Farther north towards Sudbury, the highway
was frequently passing through dramatic sandstone cuts. An obvious geologic change to the landscape was happening as we
neared the region known as the Canadian Shield. To our left we would catch occasional glimpses of Lake Huron’s Georgian Bay, which sits behind Bruce Peninsula
and Manitoulin Island. I’ve seen Lakes Erie and Ontario before, but it never ceases
to amaze me when I look out over these huge bodies of water and can’t see anything beyond the
horizon - they seem like mini oceans!
Our next destination was Sault Ste. Marie,
which is in reality a city split in two internationally. The St. Mary’s River
separates the U.S. and Canadian sides and serves as the junction between Lakes
Huron and Superior. Shipping traffic through the Great Lakes system
bypasses the rapids at this location via the American Soo Locks, the
world's busiest canal in terms of tonnage passing through them. We plan to stop
on our return trip to visit the locks and hopefully time it right to see a
large ship coming through.
I did enjoy a long, late-afternoon ride
around the area, following the “Hub Trail” into town along the waterfront. I
saw a couple small freighters, but not any of the huge Laker ships out on the
river. The trail passed the Bushplane Museum, the marina and Station Mall, from
where the Agawa Canyon tour trains depart.
I headed north on the Hub Trail along a
street called Carmen’s Way, then turned west to head out toward the airport and
Shore Ridges area west of the city. To my left was the Essar Steel Algoma plant
that receives much of the iron ore shipments for which the Upper Peninsula area
is so well known.
As I pedaled along Base Line, the wind picked
up with pretty vicious gusts and was only getting worse as I neared the
lakeside, so I decided to cut my planned route a bit short and save my legs. I
hung a right on Carpin Beach Road in order to reach Third Line and turned back east. I
was flying with the wind at my back and weaved my way back over to the Hub Trail,
just a couple blocks from where I left it on Carmen’s Way. The trail crossed a
couple of high trestle bridges through the Fort Creek Conservation Area, a beautiful
forested park surrounding a reservoir built here in the 1970s.
There are not a whole lot of options to loop
back north of the city, as you are soon out in the wilderness, but I made an
attempt using Fourth Line and Old Garden River Road, which on Google Maps had looked like it might
become an unpaved surface. I was thinking gravel but was soon to find out it was
much worse.
I was initially delighted to find a
relatively new housing community in place and hoped that it was an un-updated map I had seen and that the excellent road quality would continue.

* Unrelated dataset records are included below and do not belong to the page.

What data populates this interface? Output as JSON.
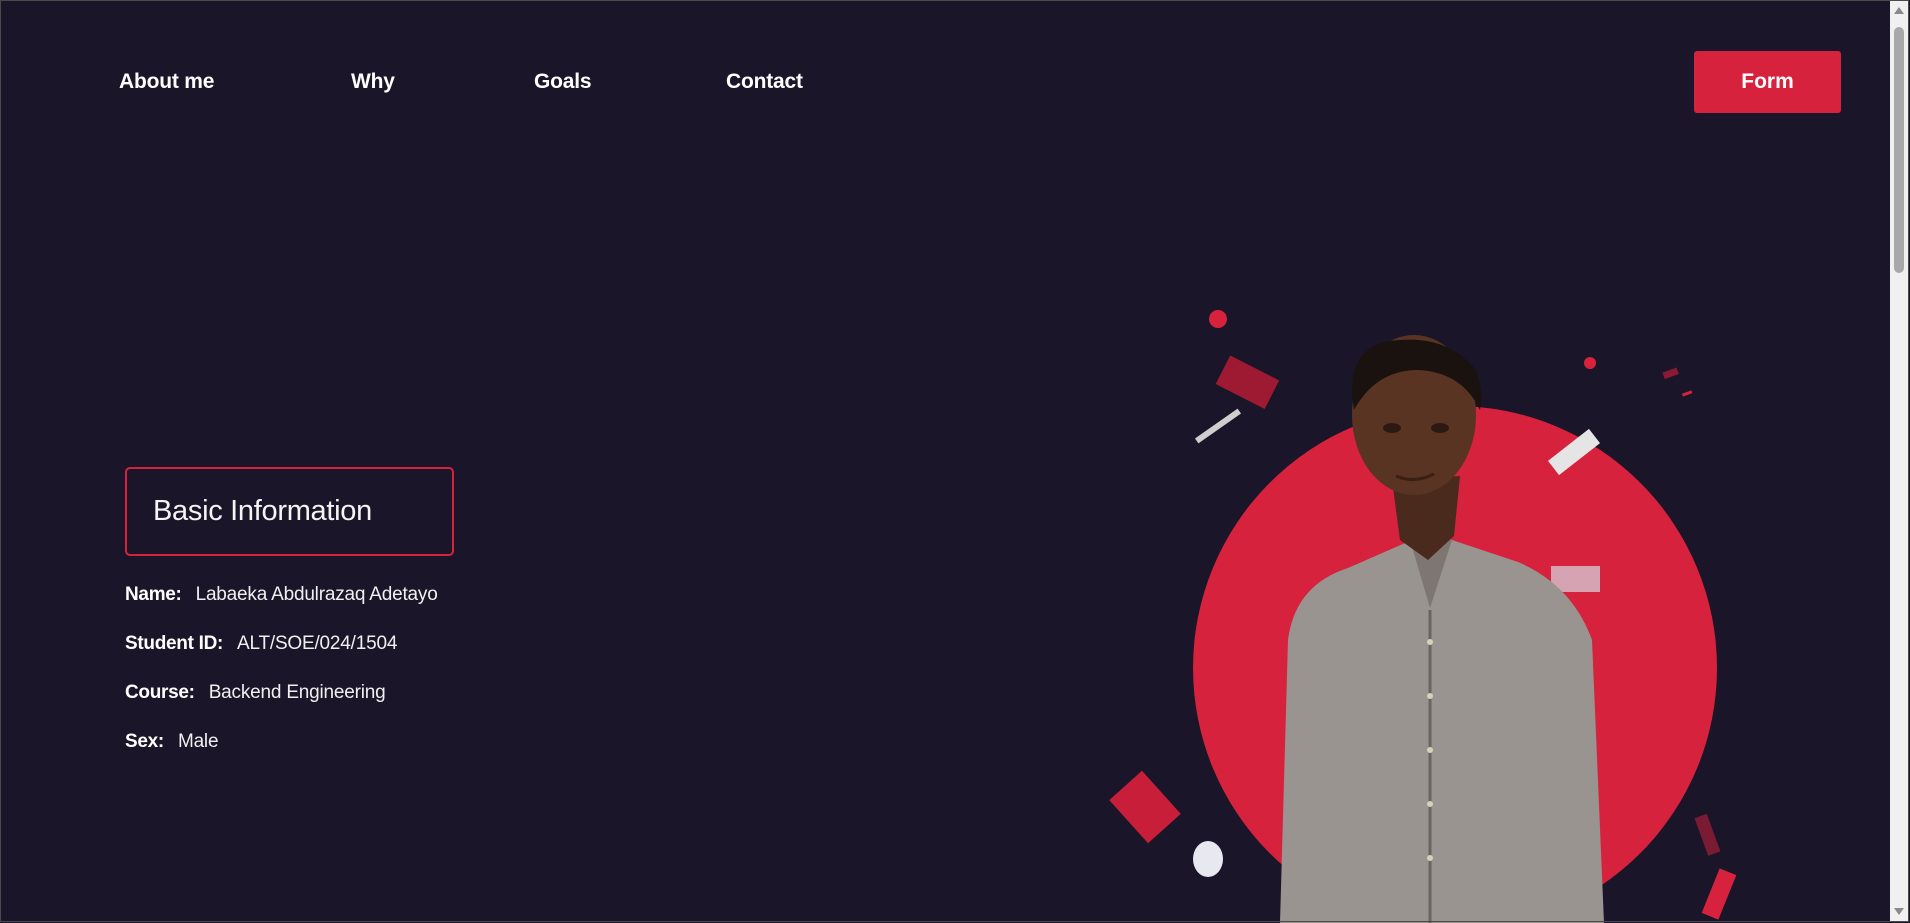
{
  "nav": {
    "links": [
      {
        "label": "About me"
      },
      {
        "label": "Why"
      },
      {
        "label": "Goals"
      },
      {
        "label": "Contact"
      }
    ],
    "form_button": "Form"
  },
  "basic_info": {
    "title": "Basic Information",
    "rows": [
      {
        "label": "Name:",
        "value": "Labaeka Abdulrazaq Adetayo"
      },
      {
        "label": "Student ID:",
        "value": "ALT/SOE/024/1504"
      },
      {
        "label": "Course:",
        "value": "Backend Engineering"
      },
      {
        "label": "Sex:",
        "value": "Male"
      }
    ]
  },
  "colors": {
    "background": "#1a1528",
    "accent": "#d7223d",
    "text": "#ffffff"
  }
}
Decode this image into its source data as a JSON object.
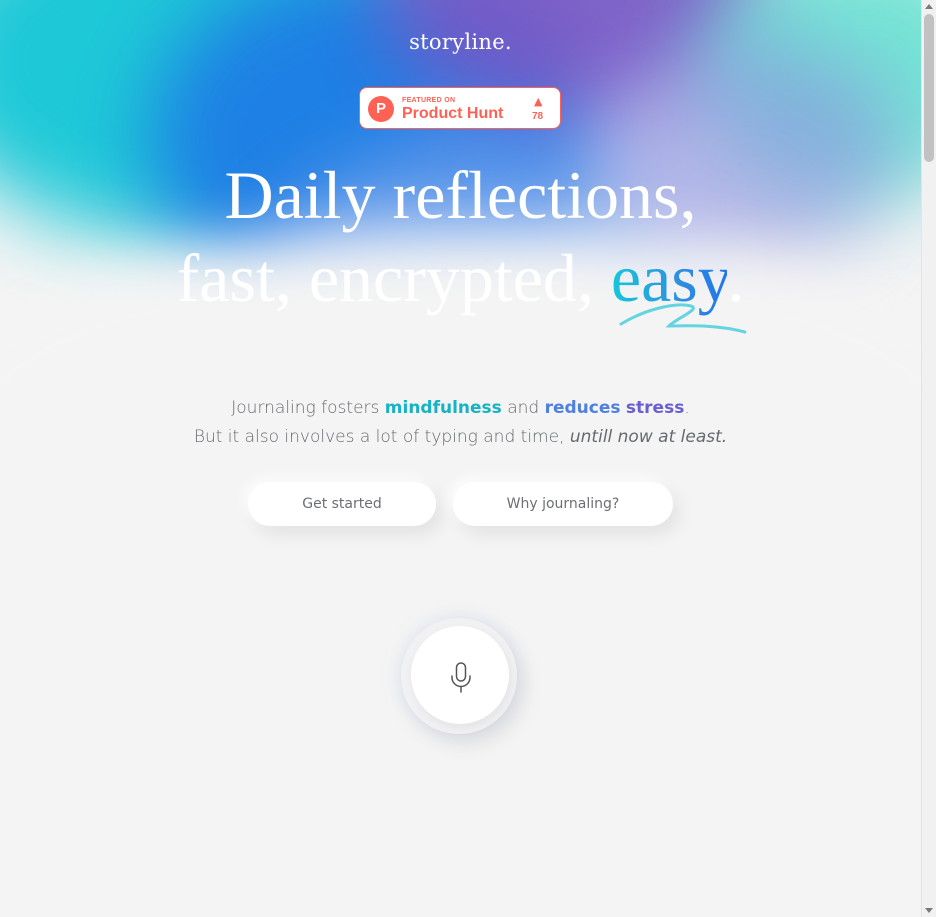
{
  "brand": {
    "name": "storyline."
  },
  "product_hunt": {
    "featured_label": "FEATURED ON",
    "name": "Product Hunt",
    "logo_letter": "P",
    "upvote_arrow": "▲",
    "upvotes": "78",
    "color": "#ff6154"
  },
  "hero": {
    "line1": "Daily reflections,",
    "line2_prefix": "fast, encrypted, ",
    "line2_highlight": "easy",
    "line2_suffix": "."
  },
  "tagline": {
    "part1": "Journaling fosters ",
    "mindfulness": "mindfulness",
    "and": " and ",
    "reduces": "reduces",
    "space": " ",
    "stress": "stress",
    "period": ".",
    "line2_prefix": "But it also involves a lot of typing and time, ",
    "line2_italic": "untill now at least."
  },
  "buttons": {
    "get_started": "Get started",
    "why_journaling": "Why journaling?"
  },
  "mic": {
    "icon": "microphone-icon"
  },
  "colors": {
    "accent_teal": "#17b3c4",
    "accent_blue": "#4f7fe0",
    "accent_purple": "#6a5fd0",
    "background": "#f4f4f4"
  }
}
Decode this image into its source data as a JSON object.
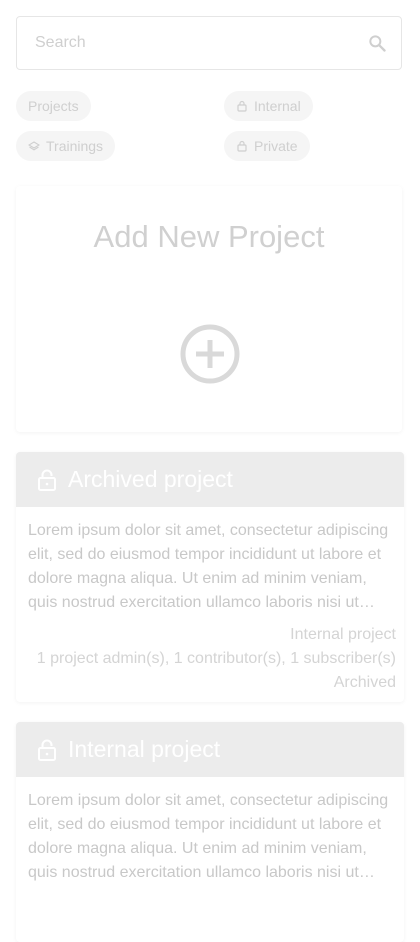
{
  "search": {
    "placeholder": "Search",
    "icon": "search-icon"
  },
  "filters": [
    {
      "label": "Projects",
      "icon": ""
    },
    {
      "label": "Internal",
      "icon": "lock-icon"
    },
    {
      "label": "Trainings",
      "icon": "layers-icon"
    },
    {
      "label": "Private",
      "icon": "lock-icon"
    }
  ],
  "add_card": {
    "title": "Add New Project",
    "icon": "add-circle-icon"
  },
  "projects": [
    {
      "title": "Archived project",
      "icon": "lock-open-icon",
      "description": "Lorem ipsum dolor sit amet, consectetur adipiscing elit, sed do eiusmod tempor incididunt ut labore et dolore magna aliqua. Ut enim ad minim veniam, quis nostrud exercitation ullamco laboris nisi ut aliquip ex ea commodo consequat.",
      "type": "Internal project",
      "members": "1 project admin(s), 1 contributor(s), 1 subscriber(s)",
      "status": "Archived"
    },
    {
      "title": "Internal project",
      "icon": "lock-open-icon",
      "description": "Lorem ipsum dolor sit amet, consectetur adipiscing elit, sed do eiusmod tempor incididunt ut labore et dolore magna aliqua. Ut enim ad minim veniam, quis nostrud exercitation ullamco laboris nisi ut aliquip ex ea commodo consequat."
    }
  ]
}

My mood quickly changed when someone let their chocolate Labrador loose. I am
not a dog person in any way, shape or form, and the owner was not calling the
dog back! I had to do a half-mile sprint to keep it from biting me or getting
into my wheels. The worse situation was that I had no option to turn back when
the road deteriorated BADLY.
At a cul-de-sac, the asphalt abruptly ended,
and I was left with a rutted, rocky path that had occasional deep holes filled
with water or thick mud that was nearly impossible to ride through. About a
mile in, I was facing a death-defying, rickety bridge over a creek. It seemed that some ATVs had been over it, and I figured that I was much lighter. I held my breath and went for it.
I was getting absolutely beat up, bouncing
around on the ruts and rocks in this "road", until I finally came to a golf course, which I
cut across on its cart path. I soon reached the main highway back into Sault Ste.
Marie, and it was just a couple miles back to our lodging off of Queen Street. Sue
had been a bit worried about my late return, and I was still fuming about the
dog owner and the situation he had forced me into!